Proaktive Rebhühner haben den Schnabel vorn
Was entscheidet in fremder Umgebung über Leben und Tod? Neugierige Rebhühner hatten bei der Auswilderung bessere Chancen.
Im Zuge eines vom SNF unterstützten Wiederansiedlungsprojekts nahmen Forschende der Schweizerischen Vogelwarte Sempach die Persönlichkeiten von Rebhühnern genauer unter die Lupe. Dabei zeigte sich, dass ein neugieriger Charakter für das Überleben in freier Wildbahn von Vorteil war.
Insgesamt zog das Team fast 400 Rebhühner heran, um die vom Aussterben bedrohte Art wieder im südwestlichsten Zipfel der Schweiz, der sogenannten Genfer Champagne, anzusiedeln. Jeder Vogel durchlief eine Reihe von Persönlichkeitstest, die ermittelten, wie das Tier auf seine Umwelt reagiert. Ein Test mass beispielsweise, nach wieviel Zeit das Rebhuhn eine sichere Kiste verliess, um eine unvertraute Umgebung zu erkunden. «So wollten wir herausfinden, welche Eigenschaften die auszuwildernden Vögel haben müssen, damit sie möglichst gut in der Natur zurechtkommen», sagt Lukas Jenni, ehemaliger Wissenschaftlicher Leiter der Vogelwarte.
Geeignete Tiere heranzüchten
Nach der Auswilderung verfolgten die Forschenden neun Monate lang mit Hilfe von Radiosendern das Schicksal der einzelnen Rebhühner und stellten fest, dass die Persönlichkeit tatsächlich eine wichtige Rolle spielte: Nach etwa 200 Tagen – zu Beginn der Brutsaison – war das Überleben der proaktiven Vögel, die bereitwillig Neues erforschten, achtmal höher als das der eher passiv veranlagten Tiere. Aufgrund der insgesamt zu hohen Sterberate scheiterte die Wiederansiedlung jedoch letztendlich.
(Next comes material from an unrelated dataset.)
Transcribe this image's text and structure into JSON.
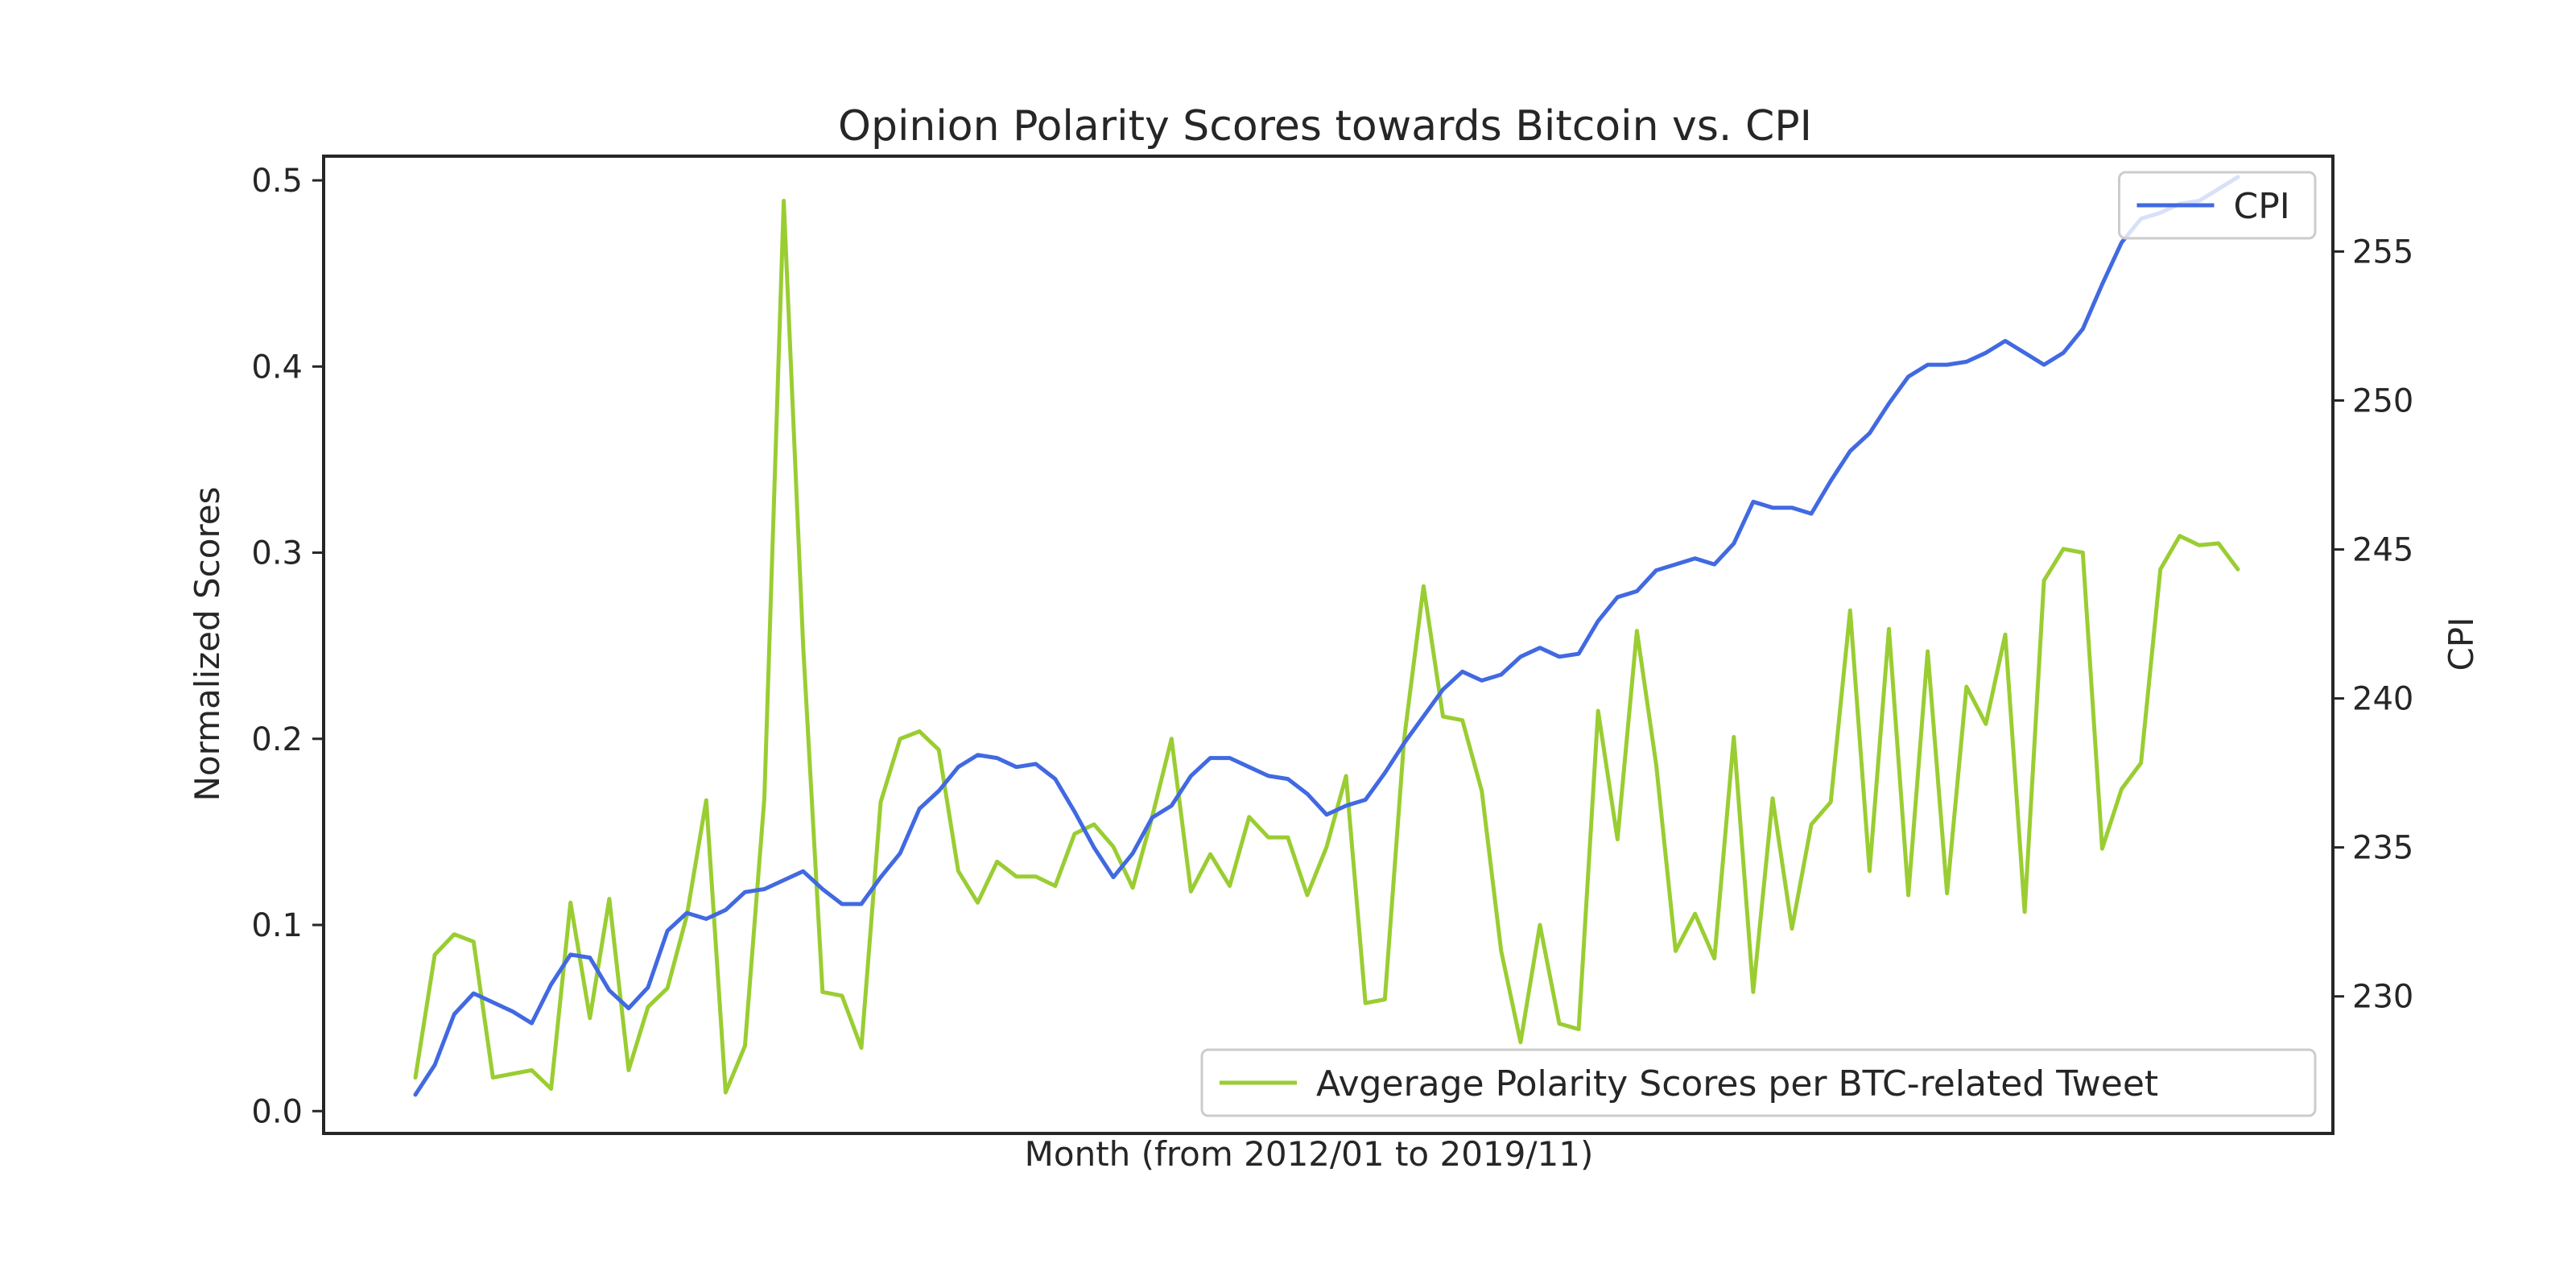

Dies obwohl das von Landwirtschaft geprägte Gebiet beispielsweise durch das Anlegen von Brachen an die Bedürfnisse der Rebhühner, die vor allem Heideland mögen, angepasst worden war.
Trotzdem sind Erkenntnisse aus derartigen Studien wertvoll, sagt Jenni: «Sie können helfen, geeignete Tiere für eine Wiederansiedlung heranzuziehen». Denn wie aus früheren Arbeiten bekannt ist, hängt die Ausprägung der Persönlichkeit von Faktoren ab, die bei der Aufzucht gesteuert werden können – sowohl von den Genen als auch von äusseren Einflüssen wie Stress vor und nach der Geburt. Das Projekt ist ein gutes Beispiel dafür, dass auch scheinbare Misserfolge die Wissenschaft voranbringen können.